You can always spot an amateur astronomer. When we step outside after sunset, we’re the ones who pause, look up, and turn slowly. We’re finding the Moon, noting its phase and position, and picking out a few prominent guide stars or constellations — the Big Dipper, Arcturus, or maybe Orion in winter. We’re in the habit of getting oriented in time, space, and season.
One of the simpler pleasures of astronomy is knowing the night sky. Learning your way around it is not unlike learning to map your surroundings down here on the ground. There are many landmarks to guide you. I’m sure that if you were blindfolded, spun in circles, and placed somewhere on the Outer Cape, you would quickly figure out where you were. Is that the bay or ocean? Jeremy Point? The West End?
You need only one or two celestial markers to begin forming a mental map of the sky. Each marker builds on the others, bridging the unfamiliar gulfs, until eventually the entire night sky is as familiar to you as your native ground. Two I’ve written about here before are the North Star and the Summer Triangle.

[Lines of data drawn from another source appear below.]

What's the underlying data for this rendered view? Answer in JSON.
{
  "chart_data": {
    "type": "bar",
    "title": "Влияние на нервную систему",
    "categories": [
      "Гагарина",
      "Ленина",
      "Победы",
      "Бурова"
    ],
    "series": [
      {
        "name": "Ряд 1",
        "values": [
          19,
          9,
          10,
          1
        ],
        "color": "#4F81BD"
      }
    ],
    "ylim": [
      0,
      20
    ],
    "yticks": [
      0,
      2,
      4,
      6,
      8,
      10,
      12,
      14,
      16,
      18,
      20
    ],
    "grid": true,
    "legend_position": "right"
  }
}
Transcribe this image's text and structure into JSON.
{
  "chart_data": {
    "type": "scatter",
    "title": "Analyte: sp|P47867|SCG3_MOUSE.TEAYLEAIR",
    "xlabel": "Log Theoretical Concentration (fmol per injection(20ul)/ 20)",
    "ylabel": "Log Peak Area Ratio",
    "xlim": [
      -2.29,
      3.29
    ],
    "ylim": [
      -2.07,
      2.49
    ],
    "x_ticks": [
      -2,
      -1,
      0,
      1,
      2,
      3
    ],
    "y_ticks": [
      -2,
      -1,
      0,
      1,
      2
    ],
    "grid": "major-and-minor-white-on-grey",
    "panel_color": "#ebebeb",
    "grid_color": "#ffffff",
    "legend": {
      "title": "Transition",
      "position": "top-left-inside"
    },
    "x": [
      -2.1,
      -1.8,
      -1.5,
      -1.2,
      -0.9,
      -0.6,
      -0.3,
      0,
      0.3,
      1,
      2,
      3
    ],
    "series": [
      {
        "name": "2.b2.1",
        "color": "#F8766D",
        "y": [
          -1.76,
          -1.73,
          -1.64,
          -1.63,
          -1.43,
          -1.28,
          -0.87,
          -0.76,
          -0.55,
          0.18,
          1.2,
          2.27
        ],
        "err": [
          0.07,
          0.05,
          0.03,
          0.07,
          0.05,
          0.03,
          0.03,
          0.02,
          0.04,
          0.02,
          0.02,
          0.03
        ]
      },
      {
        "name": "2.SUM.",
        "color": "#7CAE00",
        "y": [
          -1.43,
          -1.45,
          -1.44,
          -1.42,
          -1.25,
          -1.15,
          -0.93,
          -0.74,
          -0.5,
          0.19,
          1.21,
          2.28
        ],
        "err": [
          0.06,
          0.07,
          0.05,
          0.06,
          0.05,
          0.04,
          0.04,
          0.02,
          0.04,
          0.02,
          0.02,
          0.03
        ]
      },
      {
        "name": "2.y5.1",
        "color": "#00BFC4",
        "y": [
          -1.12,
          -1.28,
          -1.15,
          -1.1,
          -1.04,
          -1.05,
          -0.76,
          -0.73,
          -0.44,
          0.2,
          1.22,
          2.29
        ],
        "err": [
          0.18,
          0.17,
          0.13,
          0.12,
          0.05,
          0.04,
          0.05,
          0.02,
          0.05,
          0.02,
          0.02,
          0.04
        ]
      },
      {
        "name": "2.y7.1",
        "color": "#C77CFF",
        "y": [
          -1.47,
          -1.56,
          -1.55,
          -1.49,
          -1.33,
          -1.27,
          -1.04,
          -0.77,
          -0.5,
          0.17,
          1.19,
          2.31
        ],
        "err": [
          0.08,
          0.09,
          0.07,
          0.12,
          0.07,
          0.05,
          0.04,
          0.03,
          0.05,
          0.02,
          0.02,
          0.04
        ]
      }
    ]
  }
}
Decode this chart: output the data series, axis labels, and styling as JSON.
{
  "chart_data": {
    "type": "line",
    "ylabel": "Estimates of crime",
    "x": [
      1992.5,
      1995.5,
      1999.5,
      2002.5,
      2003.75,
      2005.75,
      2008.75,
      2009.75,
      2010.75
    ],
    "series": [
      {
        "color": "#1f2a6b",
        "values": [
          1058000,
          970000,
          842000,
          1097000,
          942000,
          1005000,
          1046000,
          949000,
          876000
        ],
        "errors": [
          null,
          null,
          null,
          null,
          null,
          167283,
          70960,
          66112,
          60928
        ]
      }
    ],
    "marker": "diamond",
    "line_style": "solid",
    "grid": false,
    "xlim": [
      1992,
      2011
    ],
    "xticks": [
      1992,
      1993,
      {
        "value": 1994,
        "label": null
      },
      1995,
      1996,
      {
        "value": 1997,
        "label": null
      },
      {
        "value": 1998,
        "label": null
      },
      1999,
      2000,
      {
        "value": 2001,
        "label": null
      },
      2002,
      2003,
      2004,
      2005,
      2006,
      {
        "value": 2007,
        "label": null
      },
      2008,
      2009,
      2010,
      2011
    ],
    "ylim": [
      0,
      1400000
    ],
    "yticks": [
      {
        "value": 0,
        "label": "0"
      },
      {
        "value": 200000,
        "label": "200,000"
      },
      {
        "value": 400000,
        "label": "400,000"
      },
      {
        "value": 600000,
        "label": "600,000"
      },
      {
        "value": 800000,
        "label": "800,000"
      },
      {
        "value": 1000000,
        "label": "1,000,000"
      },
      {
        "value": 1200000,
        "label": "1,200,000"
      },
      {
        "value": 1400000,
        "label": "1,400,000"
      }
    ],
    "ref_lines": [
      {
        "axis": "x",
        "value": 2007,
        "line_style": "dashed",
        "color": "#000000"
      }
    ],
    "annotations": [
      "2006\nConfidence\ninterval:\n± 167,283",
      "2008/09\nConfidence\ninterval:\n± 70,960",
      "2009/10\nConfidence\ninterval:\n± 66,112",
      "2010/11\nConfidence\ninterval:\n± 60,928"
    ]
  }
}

Medieval mapmakers illustrated unknown areas with dragons and other mythological creatures, and two important early globes, the Lenox Globe and the Da Vinci Globe, both dating from 1504, include a Latin notation, hic sunt dracones: here be dragons.
Maybe those mapmakers were right. The constellation Draco (the Dragon), unfamiliar to most people, lies between those two celestial signposts, the North Star and the Summer Triangle. Welcoming the Dragon into the fold will expand your celestial map.
Start by finding the Summer Triangle. This asterism (a pattern or shape that isn’t part of any official constellation) is overhead during these late summer nights, a little east of straight up. Look for three bright stars that form a triangle. Those are Deneb, Altair, and Vega.
Next, identify the brightest star of the three — depending on the time of night you’re out, it’s likely to be nearly directly overhead. That’s Vega. Remember the 1997 movie Contact, starring Jodie Foster? It’s one of my favorites and is likely on any amateur astronomer’s short list. Vega is the star where the signal from the extraterrestrials originated. Note its position.
Now, find the North Star. Look to the northwest and find the Big Dipper, a constellation that’s usually easy to identify. Follow the line formed by the dipper’s lip north until you reach an otherwise unremarkable, moderately bright star. That’s Polaris, the North Star.
Now you’re ready to venture into the dragon-haunted territory between Vega and Polaris. Draco is a slim but expansive constellation; imagine a long serpentine dragon from Chinese mythology, rather than the massive Smaug from The Hobbit. Draco’s head lurks close to Vega — look for two fairly bright stars very close together. Its narrow body then snakes this way and that, curving northeast, twisting around to the northwest, and finally tapering off to a sharp tail pointing north.
The third star from the end of the dragon’s tail has the official designation Alpha Draconis. It’s also called Thuban, a transliteration from Arabic meaning “big snake.” You may recall that all stars are in motion, albeit slowly, and that Polaris has not always been the North Star. When the ancient Egyptians built the Great Pyramid in 2600 BCE, Thuban occupied the position of North Star.
Draco is a somewhat obscure but fun constellation to be able to identify. To me, it seems to guard the northern reaches of the sky from celestial interlopers, while welcoming Earth-bound observers. Clear skies!